Le problème de la survie de la polémique est aussi politique : avec la professionnalisation de l’archéologie, ces érudits revendiqués de seconde zone, des amateurs locaux, se sont vus relégués au rang de folklore de village. Tout le monde voit dans sa petite colline du Jura une Alésia, comme tout le monde voyait dans son abbaye en ruine le lieu de cachette du trésor des templiers, ou du Saint Graal, ou du Saint Prépuce de Jean Claude. Pour eux donc, inacceptable de se laisser remiser.

Le problème de la survie de la polémique est aussi sur internet : les fidèles des alterAlésia pullulent sur le Web. Ils ont des blogs, tous plus obscurs et désuets les uns que les autres, à qui ira de son montage paint pour dessiner des fortifications imaginaires, à qui ira de son coup de crayon pour poser un imposant oppidum avec des murs de 20m de haut sur son éperon rocheux, et enfin à qui ira de sa randonnée payante avec 50 touristes argentés pour leur montrer ce qu’ils veulent voire : ici le camp de Labiénus, ici le camp de l’armée de secours, ici là où Vercingétorix, premier des français a versé sa larme en se rendant.

Depuis 50 ans, les partisans des autres Alésias se fourvoient dans un renversement de la charge de la preuve : au lieu d’essayer de mener des travaux sérieux sur leurs sites, ils essayent de démonter par des procédés fallacieux le dossier Alise, sans même comprendre qu’ils racontent n’importe quoi par fanatisme. Ils considèrent que c’est aux fouilleurs d’Alise de prouver et d’admettre que c’est ailleurs.
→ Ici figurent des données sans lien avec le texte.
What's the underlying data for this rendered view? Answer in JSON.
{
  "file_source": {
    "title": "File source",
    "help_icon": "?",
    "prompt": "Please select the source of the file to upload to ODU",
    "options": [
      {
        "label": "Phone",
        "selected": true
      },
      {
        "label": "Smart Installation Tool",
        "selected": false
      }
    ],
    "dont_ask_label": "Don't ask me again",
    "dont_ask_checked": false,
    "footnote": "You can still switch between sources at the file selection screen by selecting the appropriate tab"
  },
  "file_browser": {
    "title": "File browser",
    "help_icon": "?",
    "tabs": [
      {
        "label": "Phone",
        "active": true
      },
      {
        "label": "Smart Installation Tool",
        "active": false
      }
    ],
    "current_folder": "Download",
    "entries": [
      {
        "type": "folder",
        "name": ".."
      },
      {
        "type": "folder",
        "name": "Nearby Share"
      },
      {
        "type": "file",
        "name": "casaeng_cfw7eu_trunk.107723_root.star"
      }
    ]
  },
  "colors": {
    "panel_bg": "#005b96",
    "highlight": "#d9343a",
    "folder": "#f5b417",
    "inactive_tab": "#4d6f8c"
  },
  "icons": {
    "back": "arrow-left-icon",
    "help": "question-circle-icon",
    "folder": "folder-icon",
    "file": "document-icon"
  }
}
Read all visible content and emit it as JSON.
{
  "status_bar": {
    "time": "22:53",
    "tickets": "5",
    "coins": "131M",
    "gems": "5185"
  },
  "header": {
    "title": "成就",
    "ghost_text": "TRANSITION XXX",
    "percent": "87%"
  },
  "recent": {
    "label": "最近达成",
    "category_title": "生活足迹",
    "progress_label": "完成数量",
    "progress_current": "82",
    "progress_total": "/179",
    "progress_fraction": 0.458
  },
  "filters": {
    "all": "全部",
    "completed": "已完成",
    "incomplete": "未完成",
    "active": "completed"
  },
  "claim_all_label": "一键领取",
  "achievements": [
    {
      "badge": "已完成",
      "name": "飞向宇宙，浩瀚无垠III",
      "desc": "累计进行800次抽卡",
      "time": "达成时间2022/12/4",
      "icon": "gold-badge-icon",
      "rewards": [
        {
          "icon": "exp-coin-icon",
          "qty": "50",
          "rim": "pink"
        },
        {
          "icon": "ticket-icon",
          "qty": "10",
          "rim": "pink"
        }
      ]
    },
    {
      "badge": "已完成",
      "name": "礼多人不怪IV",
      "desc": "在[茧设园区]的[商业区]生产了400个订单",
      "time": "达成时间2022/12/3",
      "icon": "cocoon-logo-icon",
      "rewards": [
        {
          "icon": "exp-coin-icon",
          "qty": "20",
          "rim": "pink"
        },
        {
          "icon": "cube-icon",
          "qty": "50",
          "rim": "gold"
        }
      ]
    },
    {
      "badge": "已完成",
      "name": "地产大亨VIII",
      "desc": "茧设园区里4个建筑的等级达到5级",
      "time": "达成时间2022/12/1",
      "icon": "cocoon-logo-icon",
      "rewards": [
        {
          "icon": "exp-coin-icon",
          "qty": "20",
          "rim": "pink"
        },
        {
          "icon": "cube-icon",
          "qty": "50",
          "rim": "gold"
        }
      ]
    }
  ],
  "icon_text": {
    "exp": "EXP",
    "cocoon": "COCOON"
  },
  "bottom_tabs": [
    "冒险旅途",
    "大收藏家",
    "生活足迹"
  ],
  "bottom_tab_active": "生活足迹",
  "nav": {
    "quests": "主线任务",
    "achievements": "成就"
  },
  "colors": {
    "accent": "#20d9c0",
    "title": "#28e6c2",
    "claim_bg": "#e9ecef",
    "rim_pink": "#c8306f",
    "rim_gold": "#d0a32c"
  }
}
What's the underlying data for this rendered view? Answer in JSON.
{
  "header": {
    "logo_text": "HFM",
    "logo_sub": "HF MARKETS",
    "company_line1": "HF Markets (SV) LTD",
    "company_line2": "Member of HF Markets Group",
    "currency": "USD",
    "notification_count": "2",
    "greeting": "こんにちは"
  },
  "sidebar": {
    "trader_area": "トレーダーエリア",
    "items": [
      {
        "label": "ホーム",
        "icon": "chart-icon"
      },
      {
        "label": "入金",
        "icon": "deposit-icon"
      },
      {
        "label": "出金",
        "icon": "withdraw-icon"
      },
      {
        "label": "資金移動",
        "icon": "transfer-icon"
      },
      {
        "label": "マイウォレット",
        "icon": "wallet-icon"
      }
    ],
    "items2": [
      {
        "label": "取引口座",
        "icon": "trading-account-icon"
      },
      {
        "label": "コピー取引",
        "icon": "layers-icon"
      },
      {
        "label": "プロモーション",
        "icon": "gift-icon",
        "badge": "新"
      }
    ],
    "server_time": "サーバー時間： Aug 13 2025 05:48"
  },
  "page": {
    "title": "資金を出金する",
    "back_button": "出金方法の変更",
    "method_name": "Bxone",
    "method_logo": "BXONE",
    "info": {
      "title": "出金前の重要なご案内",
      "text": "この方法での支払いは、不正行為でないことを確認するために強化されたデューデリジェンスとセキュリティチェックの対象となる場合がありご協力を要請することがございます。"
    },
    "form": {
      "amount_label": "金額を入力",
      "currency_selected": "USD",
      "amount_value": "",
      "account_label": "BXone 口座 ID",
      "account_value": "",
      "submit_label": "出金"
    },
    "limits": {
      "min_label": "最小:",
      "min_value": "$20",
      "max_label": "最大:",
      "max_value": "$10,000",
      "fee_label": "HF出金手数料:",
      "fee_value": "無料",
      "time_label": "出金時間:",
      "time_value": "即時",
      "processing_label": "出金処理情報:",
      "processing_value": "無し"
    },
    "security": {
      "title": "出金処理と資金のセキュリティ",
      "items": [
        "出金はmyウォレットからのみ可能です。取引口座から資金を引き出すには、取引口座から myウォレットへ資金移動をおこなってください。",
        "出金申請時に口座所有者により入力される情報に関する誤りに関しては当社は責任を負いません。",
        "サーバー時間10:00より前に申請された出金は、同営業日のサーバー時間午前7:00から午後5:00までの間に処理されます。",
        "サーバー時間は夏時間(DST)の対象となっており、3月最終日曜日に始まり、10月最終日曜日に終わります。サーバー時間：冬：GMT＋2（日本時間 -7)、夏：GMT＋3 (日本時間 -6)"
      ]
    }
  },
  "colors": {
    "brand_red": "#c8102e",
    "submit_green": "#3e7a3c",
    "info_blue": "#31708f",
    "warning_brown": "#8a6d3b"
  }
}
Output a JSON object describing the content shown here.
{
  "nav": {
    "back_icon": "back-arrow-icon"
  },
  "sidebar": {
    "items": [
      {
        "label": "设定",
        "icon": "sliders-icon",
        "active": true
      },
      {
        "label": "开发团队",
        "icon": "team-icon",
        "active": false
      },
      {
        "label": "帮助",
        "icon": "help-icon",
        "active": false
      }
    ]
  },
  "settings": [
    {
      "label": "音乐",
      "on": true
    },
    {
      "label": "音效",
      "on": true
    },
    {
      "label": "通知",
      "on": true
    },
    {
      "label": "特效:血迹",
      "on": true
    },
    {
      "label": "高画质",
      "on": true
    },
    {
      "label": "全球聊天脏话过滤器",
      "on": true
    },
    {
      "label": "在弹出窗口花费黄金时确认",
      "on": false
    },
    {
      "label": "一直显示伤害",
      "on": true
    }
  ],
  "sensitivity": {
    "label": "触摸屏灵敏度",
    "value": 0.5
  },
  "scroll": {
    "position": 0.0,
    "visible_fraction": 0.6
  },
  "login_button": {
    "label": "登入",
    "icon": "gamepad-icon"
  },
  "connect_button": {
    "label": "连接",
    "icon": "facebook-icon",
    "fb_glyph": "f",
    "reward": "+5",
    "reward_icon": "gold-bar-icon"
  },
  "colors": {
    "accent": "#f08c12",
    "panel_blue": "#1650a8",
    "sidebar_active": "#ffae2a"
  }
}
Mais bordel peut-on imaginer plus con ? Les gens qui cherchent correctement n’ont pas à donner leur temps, leur énergie, et leur argent (trois choses rares dans la recherche) pour s’essouffler à convaincre des délobés infoutus de dater trois céramiques dans des tranchées de fouilles. Par ailleurs, les archéologues (les vrais, pas Danielle Porte), ne sont pas idiots : tout chercheur, tout universitaire sait qu’il y a une renommée démentielle à se faire pour celui qui trouverait, avec une vraie fouille publiée incontestable, que le candidat Alise n’est finalement pas le bon, et qu’un autre site (Chaux ou un autre hein, jm’en fous perso) est en fait le lieu du siège de César. Pourquoi alors personne ne le fait ? Parce que tous les archéologues sérieux, même les franc-comtois les plus chauvins, savent qu’il n’y a rien à trouver dans le jura de comparable à Alise, et que dépenser des budgets de recherche précieux pour faire plaisir à Danielle Porte, c’est inutile : si on ne trouve rien, le complot sera le coupable de toute façon. La troisième bataille d’Alésia, c’est donc non plus celle des bancs de l’université, qui a de toute façon déjà été perdue par les « Antis ». C’est celle d’internet, des quelques journalistes peu consciencieux qui ont choisi de se servir de cette controverse – sans grand respect pour l’histoire et ses pratiques, de fait – et de la protection des plateformes collaboratives telles que Wikipédia contre les offensives complotistes.